Langsam wurde er in Literaturkreisen bekannt. Sein Drama "The Devil`s Sisciple" (1897) fand in New York
begeisterte Aufnahme und brachte ihm eine große Summe an Tantiemen ein.1898 heiratet er die Irin Charlotte
Payne-Townsend.
Ab dieser Zeit sah man jedes Jahr die Vollendung eines neuen Schauspiels - 1920 die Uraufführung seines
Dramas "Heartbreak House in New York" - er selbst betrachtete dies als sein bestes Stück. 1925
wurde ihm der Nobelpreis verliehen.

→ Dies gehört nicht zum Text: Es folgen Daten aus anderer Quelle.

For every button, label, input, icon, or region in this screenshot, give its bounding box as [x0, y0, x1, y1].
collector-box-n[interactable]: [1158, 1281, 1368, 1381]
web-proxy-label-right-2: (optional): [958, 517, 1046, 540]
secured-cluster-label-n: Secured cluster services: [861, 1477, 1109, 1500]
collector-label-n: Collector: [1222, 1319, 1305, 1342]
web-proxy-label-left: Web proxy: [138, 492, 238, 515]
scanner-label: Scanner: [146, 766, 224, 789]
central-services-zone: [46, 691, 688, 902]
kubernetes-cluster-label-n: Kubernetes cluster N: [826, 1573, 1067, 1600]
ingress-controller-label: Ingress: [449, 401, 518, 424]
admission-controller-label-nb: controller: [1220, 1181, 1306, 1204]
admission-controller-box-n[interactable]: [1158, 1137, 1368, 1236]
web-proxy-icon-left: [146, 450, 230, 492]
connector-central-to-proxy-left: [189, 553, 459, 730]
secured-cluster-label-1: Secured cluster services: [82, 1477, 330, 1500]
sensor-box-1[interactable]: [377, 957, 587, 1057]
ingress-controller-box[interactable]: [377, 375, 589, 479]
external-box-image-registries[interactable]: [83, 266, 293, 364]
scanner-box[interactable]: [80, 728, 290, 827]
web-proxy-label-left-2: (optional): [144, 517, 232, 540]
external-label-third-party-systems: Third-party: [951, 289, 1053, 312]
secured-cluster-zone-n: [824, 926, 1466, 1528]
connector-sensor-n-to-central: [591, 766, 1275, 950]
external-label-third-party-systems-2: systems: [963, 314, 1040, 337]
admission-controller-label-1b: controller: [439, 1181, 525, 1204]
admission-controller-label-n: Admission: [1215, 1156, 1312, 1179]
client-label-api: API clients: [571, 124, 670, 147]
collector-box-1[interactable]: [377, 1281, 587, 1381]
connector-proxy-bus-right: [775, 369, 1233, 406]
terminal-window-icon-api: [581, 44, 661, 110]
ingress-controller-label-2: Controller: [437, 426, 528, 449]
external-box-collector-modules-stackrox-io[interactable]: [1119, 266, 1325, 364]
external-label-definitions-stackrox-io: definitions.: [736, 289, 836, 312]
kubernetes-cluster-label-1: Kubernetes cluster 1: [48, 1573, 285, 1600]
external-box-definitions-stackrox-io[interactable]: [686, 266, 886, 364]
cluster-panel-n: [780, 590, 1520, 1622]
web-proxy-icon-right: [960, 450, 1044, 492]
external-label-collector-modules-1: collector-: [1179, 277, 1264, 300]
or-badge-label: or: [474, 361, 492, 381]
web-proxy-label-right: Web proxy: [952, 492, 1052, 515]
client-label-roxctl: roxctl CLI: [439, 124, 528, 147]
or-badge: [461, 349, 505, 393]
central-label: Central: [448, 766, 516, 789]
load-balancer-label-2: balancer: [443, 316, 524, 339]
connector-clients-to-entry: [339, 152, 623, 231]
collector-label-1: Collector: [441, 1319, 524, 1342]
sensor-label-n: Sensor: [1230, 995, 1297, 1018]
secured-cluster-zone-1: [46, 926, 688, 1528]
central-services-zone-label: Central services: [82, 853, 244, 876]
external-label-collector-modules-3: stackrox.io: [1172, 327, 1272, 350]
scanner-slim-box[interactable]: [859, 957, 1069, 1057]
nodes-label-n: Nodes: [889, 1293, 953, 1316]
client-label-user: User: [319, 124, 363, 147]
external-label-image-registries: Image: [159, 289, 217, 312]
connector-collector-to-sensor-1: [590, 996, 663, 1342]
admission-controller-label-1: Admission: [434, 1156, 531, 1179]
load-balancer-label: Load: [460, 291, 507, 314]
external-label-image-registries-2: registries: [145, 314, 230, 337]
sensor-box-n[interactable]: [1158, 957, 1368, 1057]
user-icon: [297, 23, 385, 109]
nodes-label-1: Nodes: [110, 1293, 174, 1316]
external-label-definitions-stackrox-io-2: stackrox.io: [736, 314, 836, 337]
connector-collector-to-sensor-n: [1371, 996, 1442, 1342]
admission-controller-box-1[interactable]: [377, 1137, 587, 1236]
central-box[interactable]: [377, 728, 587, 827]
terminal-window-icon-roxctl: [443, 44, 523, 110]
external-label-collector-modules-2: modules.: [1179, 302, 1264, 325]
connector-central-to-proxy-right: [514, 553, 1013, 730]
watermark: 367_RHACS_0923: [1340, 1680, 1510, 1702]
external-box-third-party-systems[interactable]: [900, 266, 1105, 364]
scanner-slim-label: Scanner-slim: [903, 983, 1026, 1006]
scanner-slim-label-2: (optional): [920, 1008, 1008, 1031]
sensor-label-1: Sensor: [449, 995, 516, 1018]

Als überzeugter Sozialist widmete er immer mehr Zeit der Verfassung von
politischen Schriften, wie etwa "The Intelligent Woman`s Guide to Socialism and Capitalism" (1928).
Nach dem Tod seiner Frau im Jahre 1943 zog er sich vom gesellschaftlichen Leben zurück und verbrachte die
letzten Jahre seines Lebens in stiller Abgeschiedenheit. Er starbt am 2. November 1950. In seinem Testament hatte
er verfügt, daß Tantiemen und sonstige Erlöse aus seinen Werken der Nationalgalerie vermacht
werden, in dankbarer Erinnerung an die glücklichen Stunden, die er dort als junger Mann verbracht hatte. Die
enormen Gewinne aus Musical und Film "My Fair Lady", einer Adaptierung seines Stückes
"Pygamalion", haben der Nationalgalerie riesige Summen gebracht.